Antibody-Annotation-to-JSON

This project is a Python-based CLI utility that parses and converts annotations for antibody-based therapeutics from this format, designed by Prof. Andrew Martin, into structured JSON files. Each file (input and output) contains annotations for one antibody-based therapeutic that has been granted an International Nonproprietary Name (INN) by the World Health Organisation.

Internally, the tool executes 3 main steps:

  1. Parse the original flat text format and structure the data into a Python dict
  2. Validate against a JSON schema
  3. Serialise the output into a JSON file

It's ultimate purpose is to allow import of the converted data into a MongoDB database for further analysis and to make it accessible to researchers through a web front-end.

Features include:

  • Built-in validation against a JSON schema

Installation

  1. For users running Ubuntu or any other OS that requires an explicit python3 shell command, either replace python with python3 in any of the below commands, or run the following:

    sudo apt install python-is-python3 
  2. Clone the repo and move into it:

    git clone https://github.com/greglv93/Antibody-Annotation-to-JSON.git && cd Antibody-Annotation-to-JSON
  3. (Optional) Create a virtual environment to avoid cluttering your base environment and avoid conflicts with OS package managers such as Homebrew:

    Linux/macOS:

    python -m venv .venv/ && source .venv/bin/activate

    Windows:

    python -m venv .venv\ && .venv\Scripts\activate
  4. Install with pip:

    python -m pip install --upgrade pip

    Option 1: For a regular installation:

    python -m pip install .

    (python -m pip install --upgrade . needs to be run to update the installation with any changes to the source code)

    Option 2: For developers who want an editable install with live feedback on changes to the code (also refer to the CONTRIBUTING guidelines):

    python -m pip install --editable ".[dev]"
    python -m pip install --force-reinstall sourcemeta-jsonschema

    The last line is important as it solves a CLI name conflict: sourcemeta's tool ships a jsonschema executable, but this can get replaced by the CLI executable from the Python jsonschema library, which is installed as a runtime dependency for this project. The 'force-reinstall' command guarantees that sourcemeta's jsonschema CLI ends up on top, overwriting the Python jsonschema library. The Python library is needed at runtime but its command-line executable is not needed (and will in fact be deprecated in future versions), while sourcemeta's tool should be available from the CLI, where it is needed for some pre-commit hooks and can also be invoked for manual testing and exploration of the JSON schema.

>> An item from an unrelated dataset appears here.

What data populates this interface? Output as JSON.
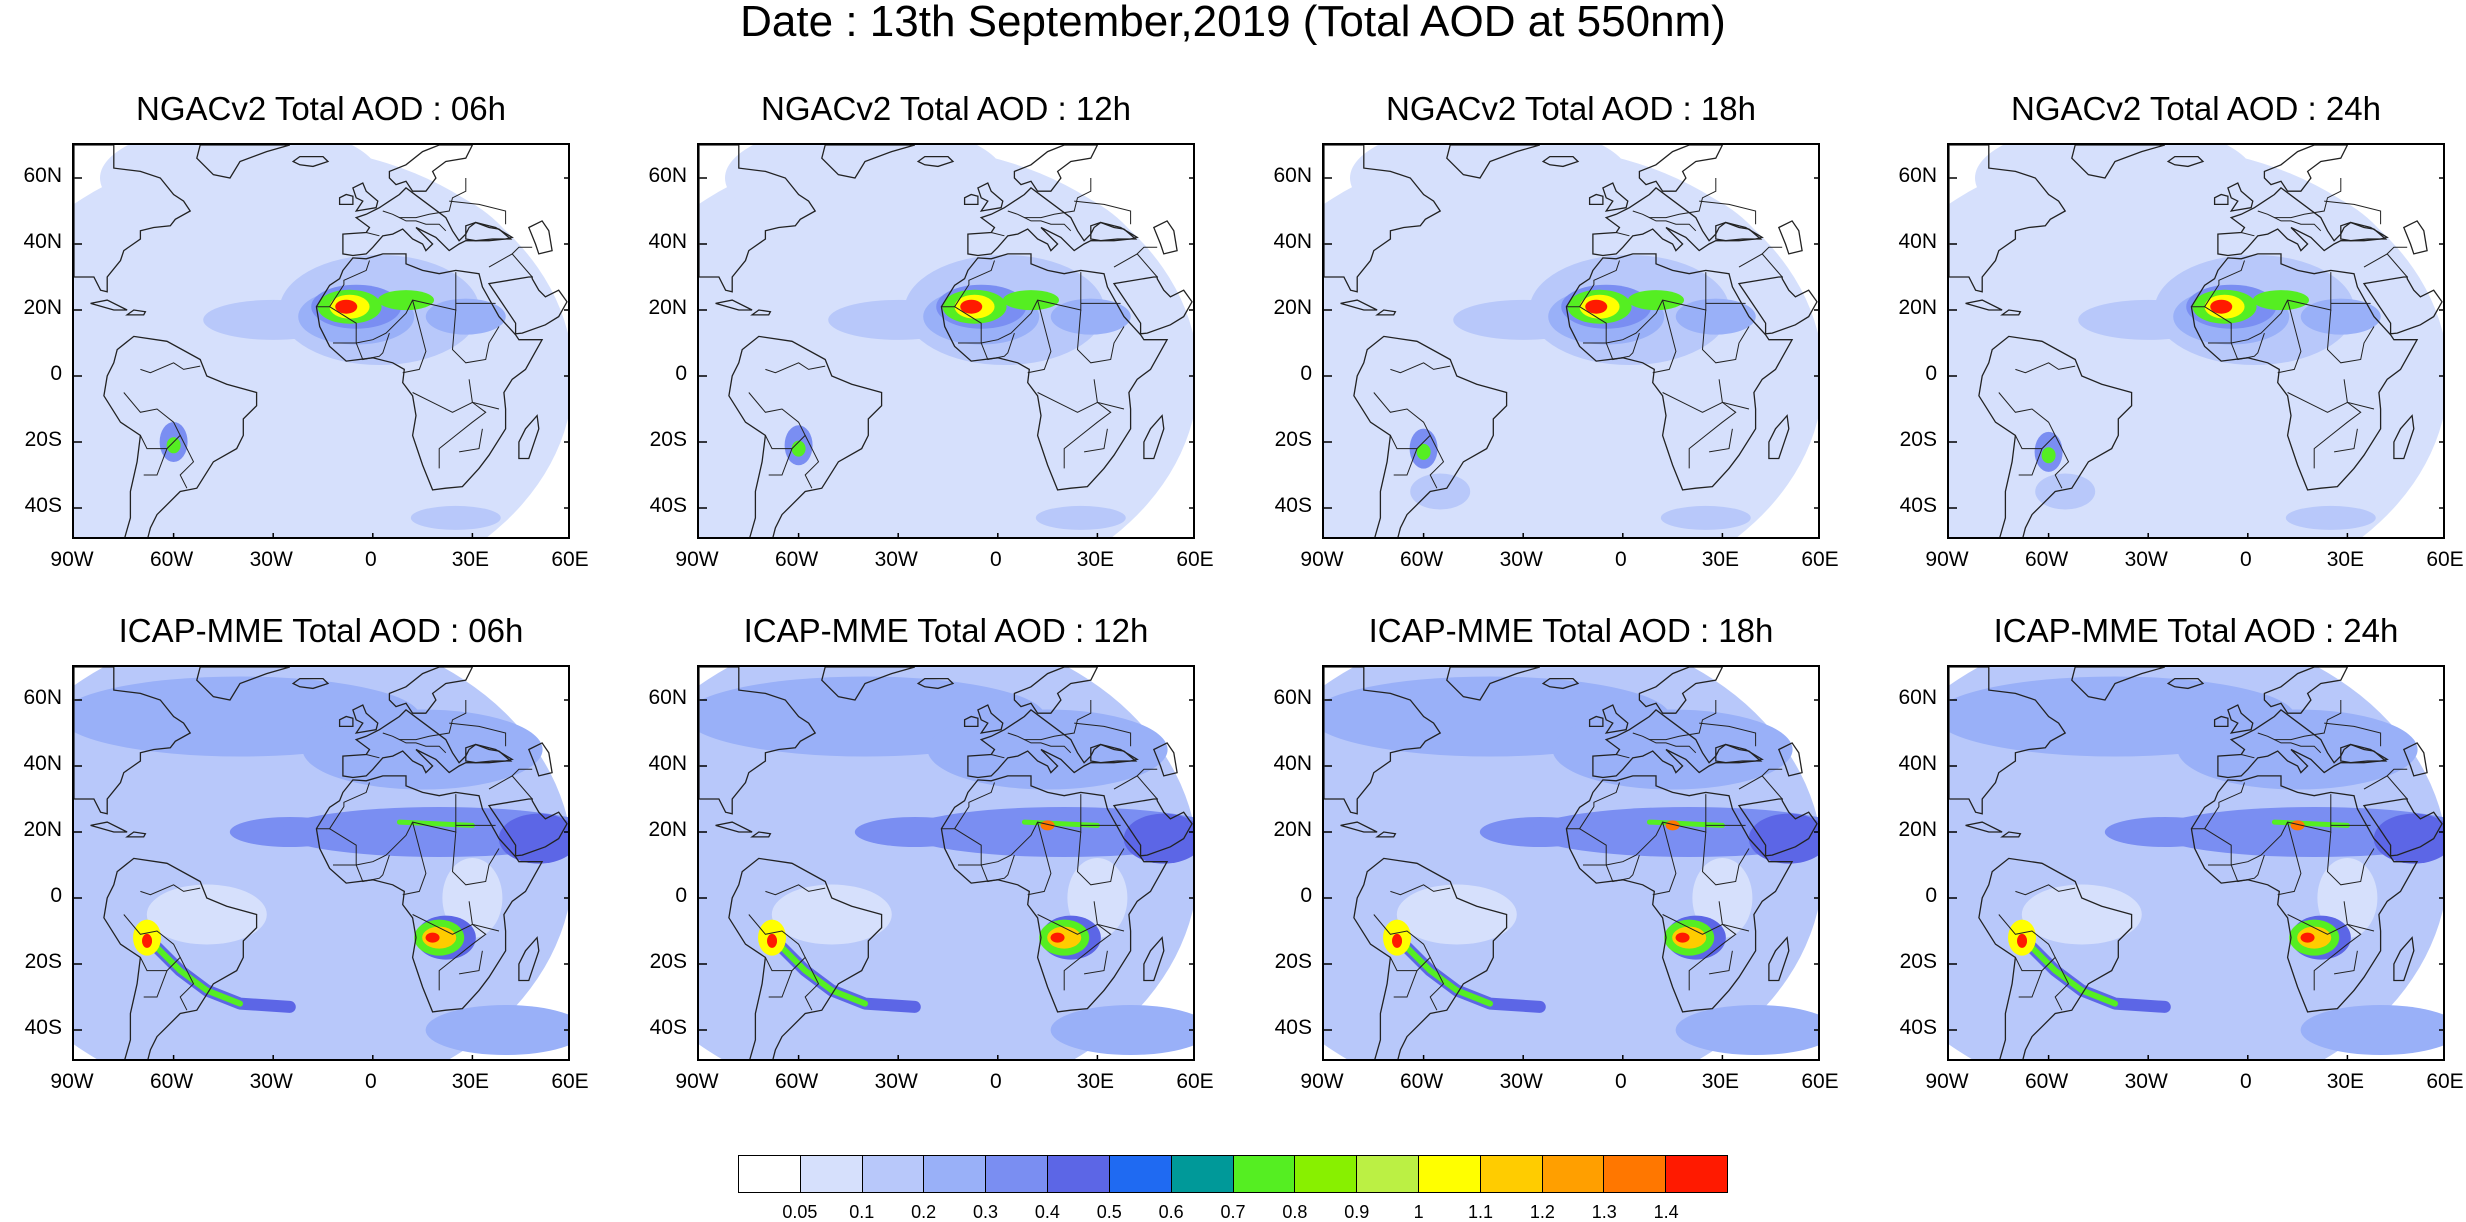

    If the Python jsonschema library accidentally gets reinstalled and 'takes back' the CLI, run the 'force-reinstall' command again inside your project environment.

Usage

The tool is now available as an executable command from anywhere in your system terminal. To get started, run:

antibody-to-json --help

Quick usage without installing the package

For users running Ubuntu or other OSs that require an explicit python3 shell command by default, refer to step 0 above

  1. Clone the repository and optionally create a virtualenv as in steps 1-2 above.

  2. Install only the dependencies:

    python -m pip install --upgrade pip
    python -m pip install -r requirements.txt
  3. From the project directory (the repository root), run:

    python -m antibody_annotation_to_json.cli --help

More information

Refer to the documentation website (click the link in the sidebar of the repository's main page on GitHub) or view the documentation files here. Examples of the input data and corresponding JSON output produced and validated by the current version of the tool are available to view here and here.


This project is licensed under the MIT License.